Syrie : flou entre Moscou et l'ONU autour de la date des négociations de Genève

  • A
  • A
Syrie : flou entre Moscou et l'ONU autour de la date des négociations de Genève
À Astana, rebelles et émissaires du régime syrien ont négocié pour consolider le cessez-le-feu @ KIRILL KUDRYAVTSEV / AFP
Partagez sur :

Les pourparlers de paix sur la guerre en Syrie ont été repoussés à la fin du mois de février, d'après Moscou. Une information démentie par l'ONU.

Le ministre russe des Affaires étrangères Sergueï Lavrov a annoncé vendredi que les pourparlers de paix prévus à Genève le 8 février sous l'égide de l'ONU ont été reportés à la fin du mois de février. Une information que l'ONU n'a pas confirmée, ajoutant que l'envoyé spécial sur la Syrie, Staffan de Mistura, se rendrait la semaine prochaine à New York pour en discuter.

Une question encore en discussion. "La date du 8 février a été reportée à la fin du mois prochain", avait annoncé le chef de la diplomatie russe Sergueï Lavrov vendredi matin, avant une rencontre à Moscou avec des opposants syriens. "Il n'y a pas de confirmation que les pourparlers de février ont été reportés", a par la suite affirmé une porte-parole du bureau de l'envoyé spécial, Yara Sharif.

"L'envoyé spécial se rend à New York la semaine prochaine, il discutera de cette question avec le secrétaire général" de l'ONU Antonio Guterres, a indiqué la porte-parole, lors d'un point de presse à Genève. "Nous en serons sûrs lorsque l'envoyé spécial sera de retour", a-t-elle insisté.

La liste des participants n'est pas encore finalisée.
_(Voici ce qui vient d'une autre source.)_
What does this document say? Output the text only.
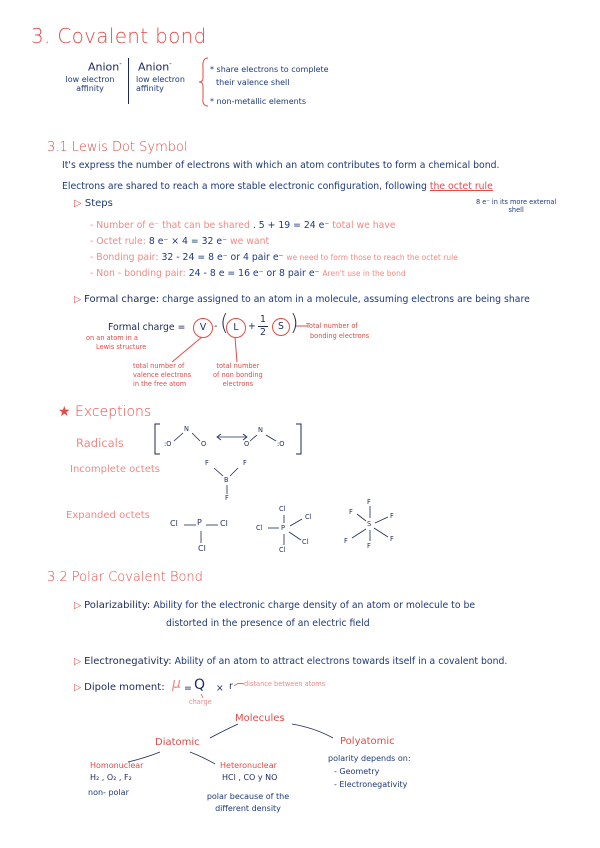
3. Covalent bond
Anion-
low electron
affinity
Anion-
low electron
affinity
* share electrons to complete
their valence shell
* non-metallic elements
3.1 Lewis Dot Symbol
It's express the number of electrons with which an atom contributes to form a chemical bond.
Electrons are shared to reach a more stable electronic configuration, following the octet rule
8 e⁻ in its more external
shell
▷ Steps
- Number of e⁻ that can be shared . 5 + 19 = 24 e⁻ total we have
- Octet rule: 8 e⁻ × 4 = 32 e⁻ we want
- Bonding pair: 32 - 24 = 8 e⁻ or 4 pair e⁻ we need to form those to reach the octet rule
- Non - bonding pair: 24 - 8 e = 16 e⁻ or 8 pair e⁻ Aren't use in the bond
▷ Formal charge: charge assigned to an atom in a molecule, assuming electrons are being share
Formal charge =	V - ( L	+
1
2
S ) Total number of
bonding electrons
on an atom in a
Lewis structure
total number of
valence electrons
in the free atom
total number
of non bonding
electrons
★ Exceptions
Radicals
Incomplete octets
Expanded octets
:O
N
O
N
O	:O
F	F
B
F
Cl P Cl
Cl
Cl
Cl	P
Cl
Cl
Cl
F
F
S
F
F
F
F
3.2 Polar Covalent Bond
▷ Polarizability: Ability for the electronic charge density of an atom or molecule to be
distorted in the presence of an electric field
▷ Electronegativity: Ability of an atom to attract electrons towards itself in a covalent bond.
▷ Dipole moment: μ = Q × r distance between atoms
charge
Molecules
Diatomic	Polyatomic
Homonuclear
H₂ , O₂ , F₂
non- polar
Heteronuclear
HCl , CO y NO
polar because of the
different density
polarity depends on:
- Geometry
- Electronegativity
Concernant la liste des participants aux négociations de Genève, une autre porte-parole de l'ONU, Alessandra Vellucci, a indiqué que les invitations "ne sont pas finalisées". La Russie, la Turquie et l'Iran, qui ont pris de facto en main le destin de la Syrie en obtenant fin 2016 un cessez-le-feu entre l'armée syrienne et les groupes rebelles, ont répété qu'"il n'y a pas de solution militaire au conflit, qui ne peut être réglé qu'à travers un processus politique".

Depuis l'entrée en vigueur du cessez-le-feu, le 30 décembre, les violences dans ce pays ont diminué mais n'ont pas complètement cessé. De son côté, Staffan de Mistura, a assuré que l'ONU était "prête à assister (...) au développement du mécanisme trilatéral et à s'assurer qu'il aide à renforcer la qualité du cessez-le-feu".